Drug shortages can kill children
Shortages of a long list of medications have been a problem for some time now. Many, many important drugs are in short supply. The FDA even keeps a list of them. The reasons for this are fairly well known. All of the drugs in short supply are generics, meaning they are off patent. This means the profit margins to be had for any company making them are very slim. The shortages mostly affect injectable drugs, not pills or tablets, because injectables are more expensive to manufacture. Often a particular generic injectable drug is made by only a few, or even a single, company. If there is a problem at the manufacturing plant, the supply can dry up quickly. The pharmaceutical industry does not really make drugs based upon what people need; they look at potential profits. So a drug for a rare condition does not have much chance.
One family of drugs long affected by shortages is that of injectable anti-cancer drugs. When that happens, cancer specialists sometimes can find other ways to treat the cancer. But often there is no equivalent medicine. A recent, disturbing article in the New England Journal of Medicine documents what can happen then. Faced with a shortage of a standard anti-cancer drug, called mechlorethamine, doctors had to devise an alternative treatment program for children with a cancer called Hodgkin’s lymphoma. As cancers go, this is a very curable one. Yet the children with the alternative program, without the mechlorethamine, did worse — much worse.

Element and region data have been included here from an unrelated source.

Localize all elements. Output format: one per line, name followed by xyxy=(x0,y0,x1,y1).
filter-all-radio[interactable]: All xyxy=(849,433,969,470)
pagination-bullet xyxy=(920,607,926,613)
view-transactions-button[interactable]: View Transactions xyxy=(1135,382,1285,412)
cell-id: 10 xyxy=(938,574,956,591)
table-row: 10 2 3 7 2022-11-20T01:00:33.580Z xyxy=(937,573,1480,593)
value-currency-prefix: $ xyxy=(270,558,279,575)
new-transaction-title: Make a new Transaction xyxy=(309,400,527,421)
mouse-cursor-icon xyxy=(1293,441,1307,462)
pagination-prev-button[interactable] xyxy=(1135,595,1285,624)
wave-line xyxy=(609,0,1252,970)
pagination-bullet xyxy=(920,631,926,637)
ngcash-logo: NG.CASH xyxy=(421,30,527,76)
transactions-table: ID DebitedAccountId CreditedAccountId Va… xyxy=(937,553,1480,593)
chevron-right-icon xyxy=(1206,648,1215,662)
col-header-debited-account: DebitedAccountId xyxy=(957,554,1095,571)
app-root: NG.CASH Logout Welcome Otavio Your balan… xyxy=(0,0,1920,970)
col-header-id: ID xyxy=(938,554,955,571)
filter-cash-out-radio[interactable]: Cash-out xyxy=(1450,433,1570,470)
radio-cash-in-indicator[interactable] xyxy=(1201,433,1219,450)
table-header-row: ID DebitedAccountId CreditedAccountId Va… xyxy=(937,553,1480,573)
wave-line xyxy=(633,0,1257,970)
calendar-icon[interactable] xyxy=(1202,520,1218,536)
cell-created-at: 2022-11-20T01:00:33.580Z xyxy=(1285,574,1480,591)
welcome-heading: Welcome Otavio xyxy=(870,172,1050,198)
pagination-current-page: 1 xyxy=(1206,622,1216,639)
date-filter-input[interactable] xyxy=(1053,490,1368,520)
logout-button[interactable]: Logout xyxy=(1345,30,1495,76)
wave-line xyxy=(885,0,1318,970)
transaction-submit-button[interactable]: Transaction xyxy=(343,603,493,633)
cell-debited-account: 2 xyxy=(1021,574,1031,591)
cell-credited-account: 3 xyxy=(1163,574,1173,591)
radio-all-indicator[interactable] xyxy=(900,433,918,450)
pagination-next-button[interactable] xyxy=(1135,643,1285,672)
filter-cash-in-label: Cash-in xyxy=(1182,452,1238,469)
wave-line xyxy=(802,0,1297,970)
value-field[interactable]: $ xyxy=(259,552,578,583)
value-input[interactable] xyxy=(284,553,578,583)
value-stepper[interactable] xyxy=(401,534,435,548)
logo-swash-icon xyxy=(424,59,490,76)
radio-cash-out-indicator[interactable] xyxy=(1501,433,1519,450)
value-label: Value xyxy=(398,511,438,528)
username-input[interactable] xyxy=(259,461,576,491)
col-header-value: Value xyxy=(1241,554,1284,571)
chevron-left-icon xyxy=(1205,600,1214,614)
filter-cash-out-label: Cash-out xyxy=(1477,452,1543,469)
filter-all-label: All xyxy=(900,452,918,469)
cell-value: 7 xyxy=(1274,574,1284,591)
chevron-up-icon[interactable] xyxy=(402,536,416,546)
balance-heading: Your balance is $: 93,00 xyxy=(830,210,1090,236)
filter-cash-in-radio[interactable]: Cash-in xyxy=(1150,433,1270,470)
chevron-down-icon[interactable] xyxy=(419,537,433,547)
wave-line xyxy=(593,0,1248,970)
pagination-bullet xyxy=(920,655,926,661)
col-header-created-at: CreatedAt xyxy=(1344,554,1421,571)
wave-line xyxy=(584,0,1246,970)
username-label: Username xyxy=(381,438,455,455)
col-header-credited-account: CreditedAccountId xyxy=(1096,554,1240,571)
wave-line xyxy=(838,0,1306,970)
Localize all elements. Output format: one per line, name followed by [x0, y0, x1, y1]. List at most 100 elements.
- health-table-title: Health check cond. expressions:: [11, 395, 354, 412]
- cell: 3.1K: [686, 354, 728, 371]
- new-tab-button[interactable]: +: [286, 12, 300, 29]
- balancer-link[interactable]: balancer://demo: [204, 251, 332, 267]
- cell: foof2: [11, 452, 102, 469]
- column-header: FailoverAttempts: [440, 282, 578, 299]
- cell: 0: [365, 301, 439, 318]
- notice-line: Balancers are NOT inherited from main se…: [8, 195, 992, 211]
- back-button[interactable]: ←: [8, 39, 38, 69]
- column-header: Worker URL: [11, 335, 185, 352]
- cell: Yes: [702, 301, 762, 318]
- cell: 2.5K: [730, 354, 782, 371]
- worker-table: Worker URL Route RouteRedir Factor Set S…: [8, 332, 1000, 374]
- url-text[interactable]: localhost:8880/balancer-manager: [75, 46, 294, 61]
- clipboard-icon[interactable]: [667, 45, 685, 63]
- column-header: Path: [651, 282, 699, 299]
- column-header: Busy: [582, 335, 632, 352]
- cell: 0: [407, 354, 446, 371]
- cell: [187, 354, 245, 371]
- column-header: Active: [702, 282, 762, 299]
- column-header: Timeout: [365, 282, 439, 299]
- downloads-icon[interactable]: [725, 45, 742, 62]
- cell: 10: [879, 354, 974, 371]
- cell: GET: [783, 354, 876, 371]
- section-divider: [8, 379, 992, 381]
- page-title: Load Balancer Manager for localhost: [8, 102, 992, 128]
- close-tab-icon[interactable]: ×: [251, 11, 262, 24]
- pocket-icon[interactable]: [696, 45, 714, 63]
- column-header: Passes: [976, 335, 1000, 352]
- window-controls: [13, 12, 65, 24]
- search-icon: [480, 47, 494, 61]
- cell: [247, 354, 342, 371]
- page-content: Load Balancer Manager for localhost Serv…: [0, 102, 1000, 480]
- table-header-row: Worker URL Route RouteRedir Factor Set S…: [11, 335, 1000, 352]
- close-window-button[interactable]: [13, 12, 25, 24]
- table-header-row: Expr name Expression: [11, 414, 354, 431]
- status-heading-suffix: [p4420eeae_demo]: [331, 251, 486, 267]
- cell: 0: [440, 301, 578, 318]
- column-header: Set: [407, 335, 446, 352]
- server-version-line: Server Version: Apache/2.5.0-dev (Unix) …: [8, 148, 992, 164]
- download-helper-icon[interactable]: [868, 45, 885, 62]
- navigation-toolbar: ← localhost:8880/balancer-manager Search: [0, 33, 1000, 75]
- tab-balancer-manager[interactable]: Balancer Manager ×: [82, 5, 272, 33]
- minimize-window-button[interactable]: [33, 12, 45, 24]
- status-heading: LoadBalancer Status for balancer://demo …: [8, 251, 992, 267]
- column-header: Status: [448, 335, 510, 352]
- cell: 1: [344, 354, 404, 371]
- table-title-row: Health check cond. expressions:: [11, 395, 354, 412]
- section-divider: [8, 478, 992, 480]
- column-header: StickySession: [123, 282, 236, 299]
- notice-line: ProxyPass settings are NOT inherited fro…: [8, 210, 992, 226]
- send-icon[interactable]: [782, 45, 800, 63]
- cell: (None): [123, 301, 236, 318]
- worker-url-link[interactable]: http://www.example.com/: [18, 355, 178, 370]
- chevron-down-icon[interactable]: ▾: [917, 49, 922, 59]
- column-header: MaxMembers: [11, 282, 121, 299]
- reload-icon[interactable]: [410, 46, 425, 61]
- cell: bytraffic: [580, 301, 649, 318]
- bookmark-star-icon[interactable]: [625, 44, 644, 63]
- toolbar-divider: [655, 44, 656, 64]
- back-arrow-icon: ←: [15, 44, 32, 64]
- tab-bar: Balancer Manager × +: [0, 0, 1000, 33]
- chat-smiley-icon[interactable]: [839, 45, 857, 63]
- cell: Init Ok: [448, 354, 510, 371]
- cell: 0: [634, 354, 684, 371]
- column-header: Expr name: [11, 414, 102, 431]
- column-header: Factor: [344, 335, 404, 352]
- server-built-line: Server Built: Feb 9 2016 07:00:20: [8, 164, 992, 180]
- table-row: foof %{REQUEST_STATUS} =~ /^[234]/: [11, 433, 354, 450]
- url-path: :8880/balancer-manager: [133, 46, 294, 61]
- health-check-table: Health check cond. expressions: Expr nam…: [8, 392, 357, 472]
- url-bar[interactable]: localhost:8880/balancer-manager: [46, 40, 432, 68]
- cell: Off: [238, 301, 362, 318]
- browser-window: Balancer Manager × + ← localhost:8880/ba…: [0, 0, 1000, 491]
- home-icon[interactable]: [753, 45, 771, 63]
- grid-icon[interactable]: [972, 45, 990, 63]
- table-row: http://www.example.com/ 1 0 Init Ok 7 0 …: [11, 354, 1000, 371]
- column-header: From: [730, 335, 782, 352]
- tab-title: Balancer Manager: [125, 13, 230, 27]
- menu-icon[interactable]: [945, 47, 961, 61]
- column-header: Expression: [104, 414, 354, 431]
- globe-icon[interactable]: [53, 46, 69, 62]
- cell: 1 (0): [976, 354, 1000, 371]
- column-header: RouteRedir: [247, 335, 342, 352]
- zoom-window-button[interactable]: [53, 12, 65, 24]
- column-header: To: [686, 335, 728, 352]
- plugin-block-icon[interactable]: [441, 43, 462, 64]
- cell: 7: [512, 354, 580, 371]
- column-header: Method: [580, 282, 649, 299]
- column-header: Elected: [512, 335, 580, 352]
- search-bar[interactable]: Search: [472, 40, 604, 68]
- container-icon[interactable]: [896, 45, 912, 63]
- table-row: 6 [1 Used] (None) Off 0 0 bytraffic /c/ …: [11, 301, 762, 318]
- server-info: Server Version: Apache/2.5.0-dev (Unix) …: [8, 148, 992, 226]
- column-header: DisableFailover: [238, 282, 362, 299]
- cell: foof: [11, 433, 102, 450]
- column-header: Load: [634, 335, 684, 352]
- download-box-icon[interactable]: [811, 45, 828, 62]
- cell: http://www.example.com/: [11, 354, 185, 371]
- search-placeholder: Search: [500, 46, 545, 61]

The authors’ conclusion is clearly correct:
Almost 80% of children and adolescents with cancer can be cured with current therapy. Most of the curative treatment regimens are based on chemotherapeutic agents that have been available for decades, but some of these have recently been in short supply. These shortages are likely to have devastating effects on patients with cancer and must be prevented.
We simply must find another way of ending these chronic generic drug shortages. This is not a problem a market-based, profit-driven pharmaceutical industry will fix on its own. They must be given some incentive, some reason to make these drugs. We are talking life and death here. The authors of the article rightly call this . . .
“an intolerable situation for young people with curable diseases.”